Ganz einfach für einen guten Zweck zu spenden ist offenbar aus der Mode gekommen. Aber es ist auch legitim, dass Unternehmen Gutes tun und darüber reden. Crowdfunding ist für diese Form von Marketing ein positiv besetzter Begriff, denn wer um Spenden bittet wird schnell als Schnorrer abgestempelt. Den altmodischen Begriff „Spende“ ersetzt man heute durch: Donation-Based Crowdfunding (Crowddonation). Das bedeutet auf gut Deutsch: wer in so einen Topf einzahlt bekommt alles und nichts – nämlich das Gefühl etwas Gutes getan zu haben.
Die zweite Form von Crowdfunding im engeren Sinne ist Reward-Based Crowdfunding. Diese Idee tauchte erstmals zu Beginn dieses Jahrhunderts auf, als der Musiker Brian Camelio nach einem Weg suchte um den im Internet grassierenden Raubkopierern den Kampf anzusagen.

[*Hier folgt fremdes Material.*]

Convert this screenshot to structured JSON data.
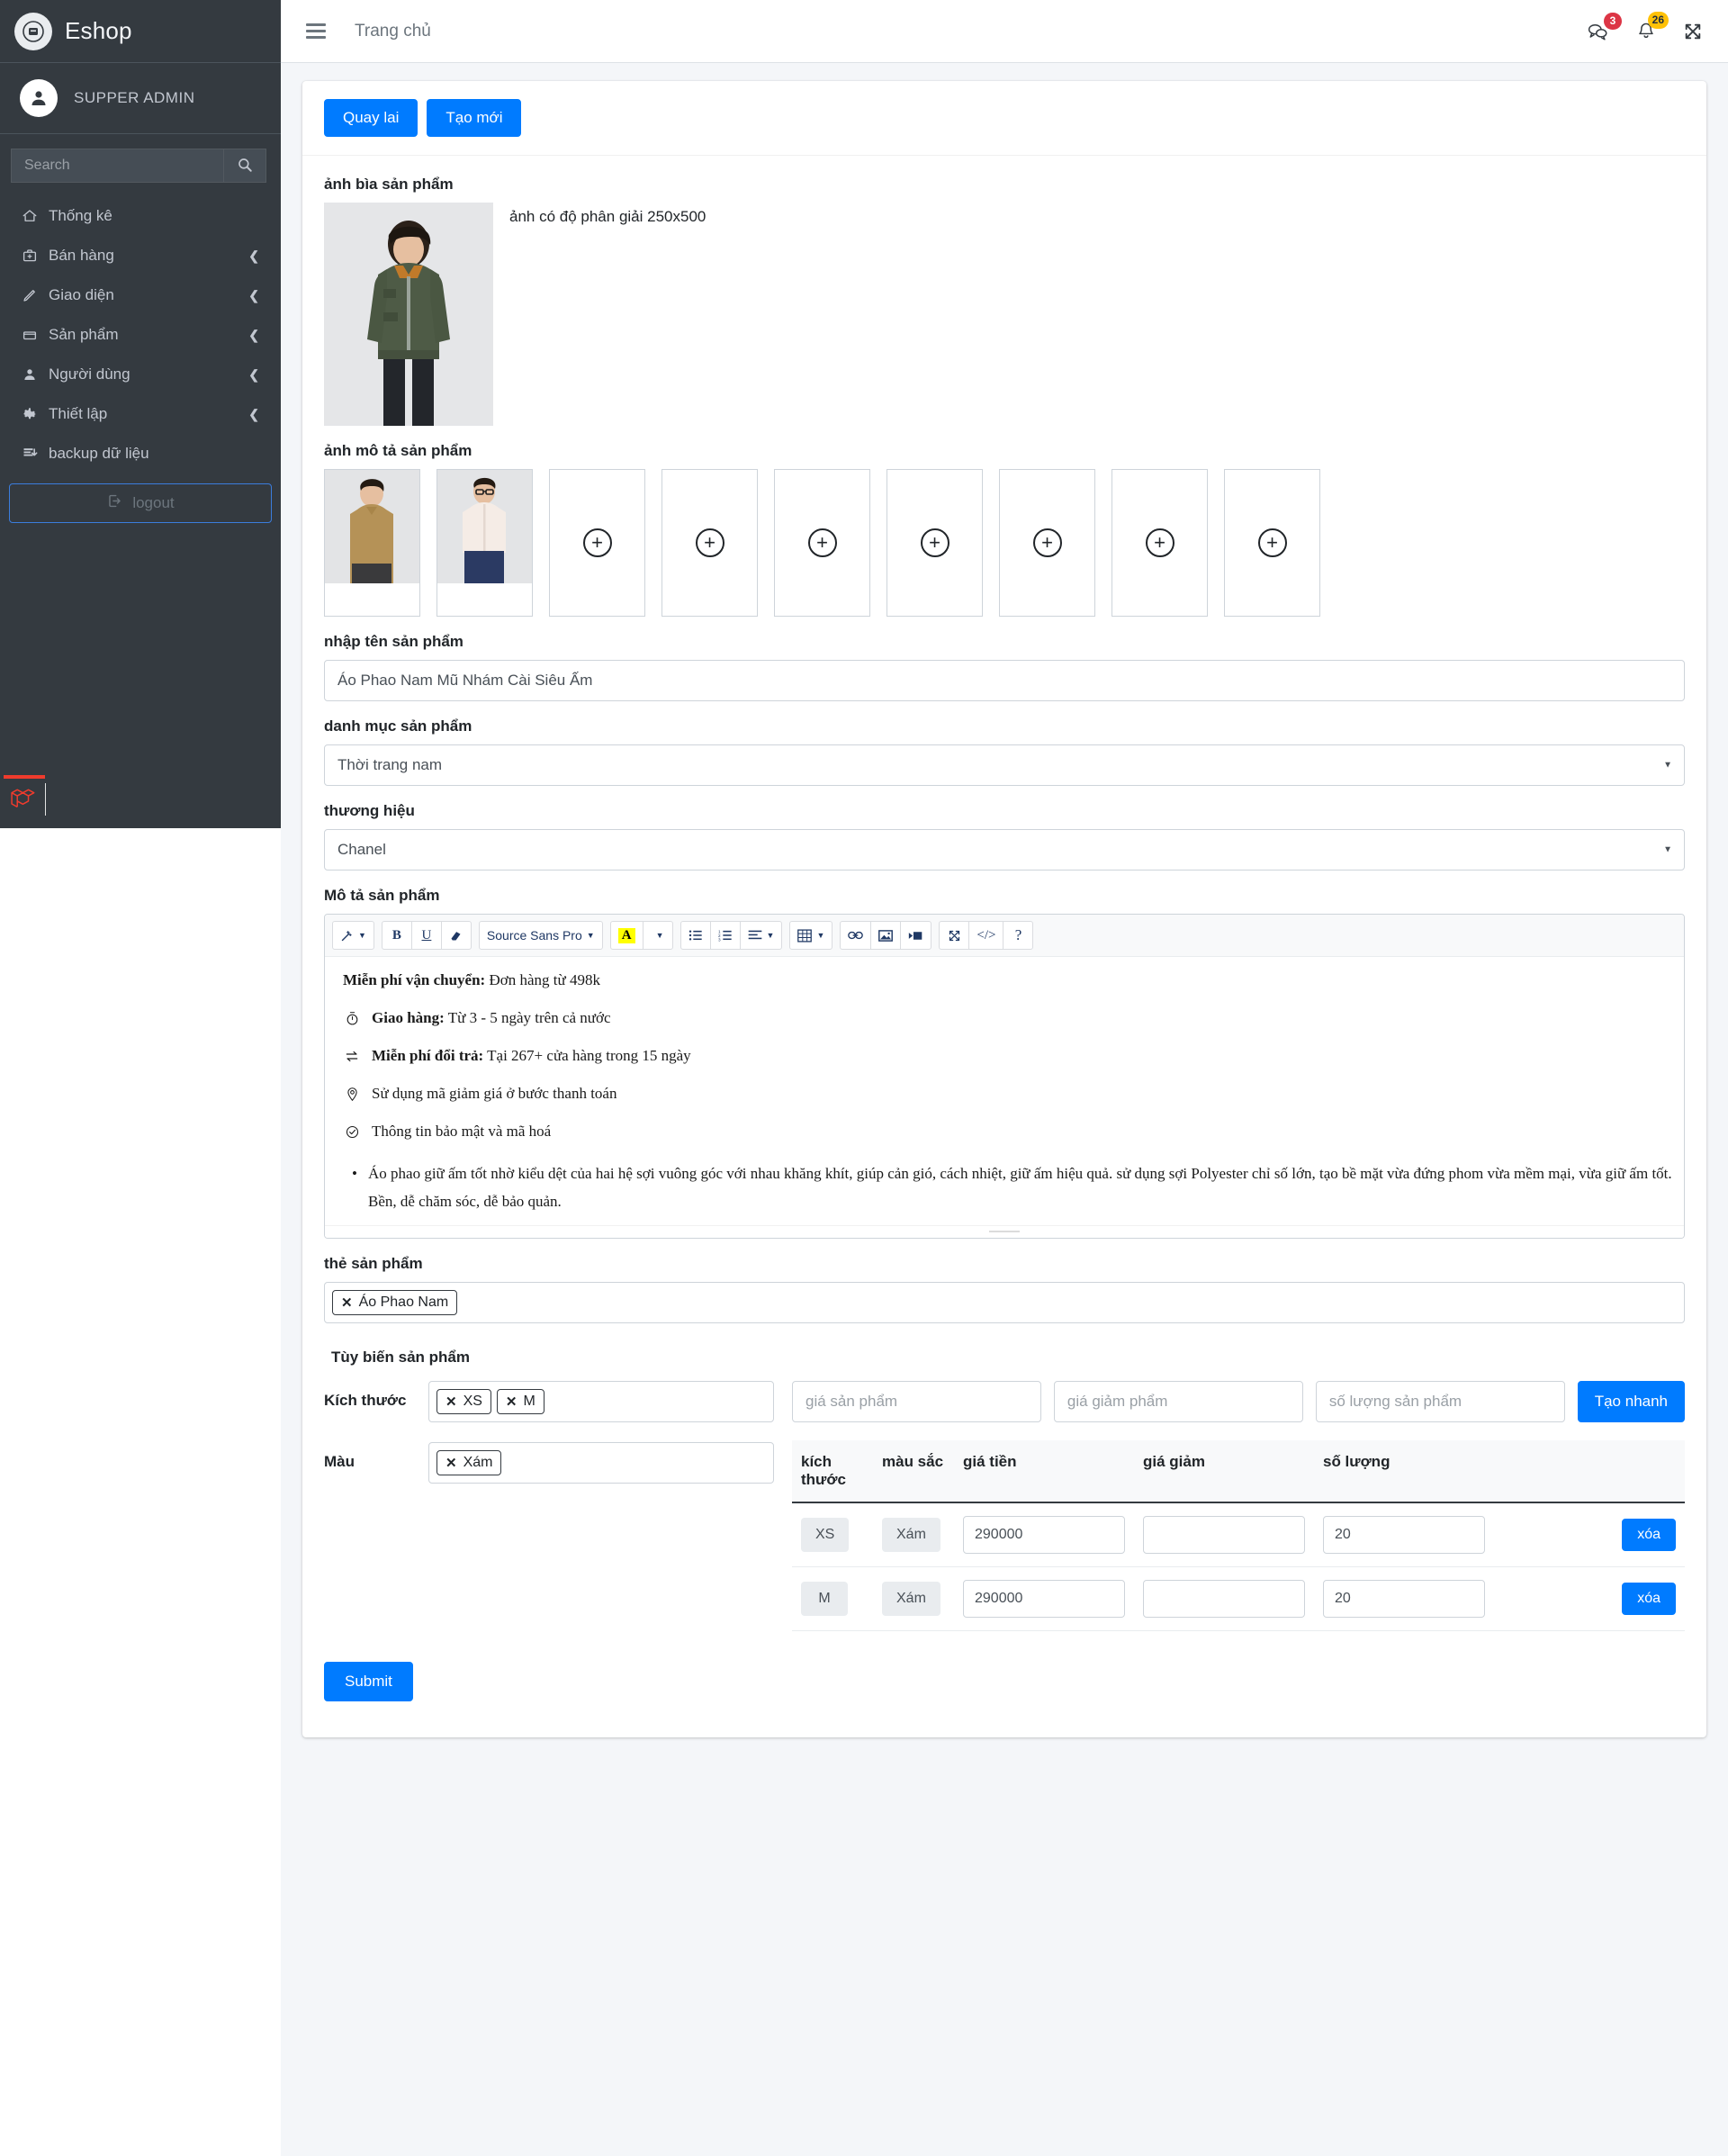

Mit seinem Portal artistshare.com hat er die erste Crowdfunding-Plattform für Kreative geschaffen und damit sicher gestellt, dass jene, die seine Songs bekommen wollen, vorab dafür bezahlen.
Mit Venture Capital von 10 Millionen Dollar hat schließlich kickstarter.com 2009 dem Reward-Based Crowdfunding zum Durchbruch verholfen. Derzeit wirbt hier u.a. Ulrich Dolde für die englische Fassung seines Buches „Motorhome“, ein Ratgeber zum Selbermachen. Für Beträge bis zu 500 Euro bietet er Gegenleistungen, von der Nennung als Sponsor im Buch (5 Euro), das Buch als Hardcover (41 Euro), oder vier Exemplare für Reseller (159 Euro). Für 500 Euro bekommen Anleger als Gegenleistung eine Werbeeinschaltung im Buch. 100.000 Euro will Dolde so zusammenkratzen. (Details siehe: crowdfunding-service.com)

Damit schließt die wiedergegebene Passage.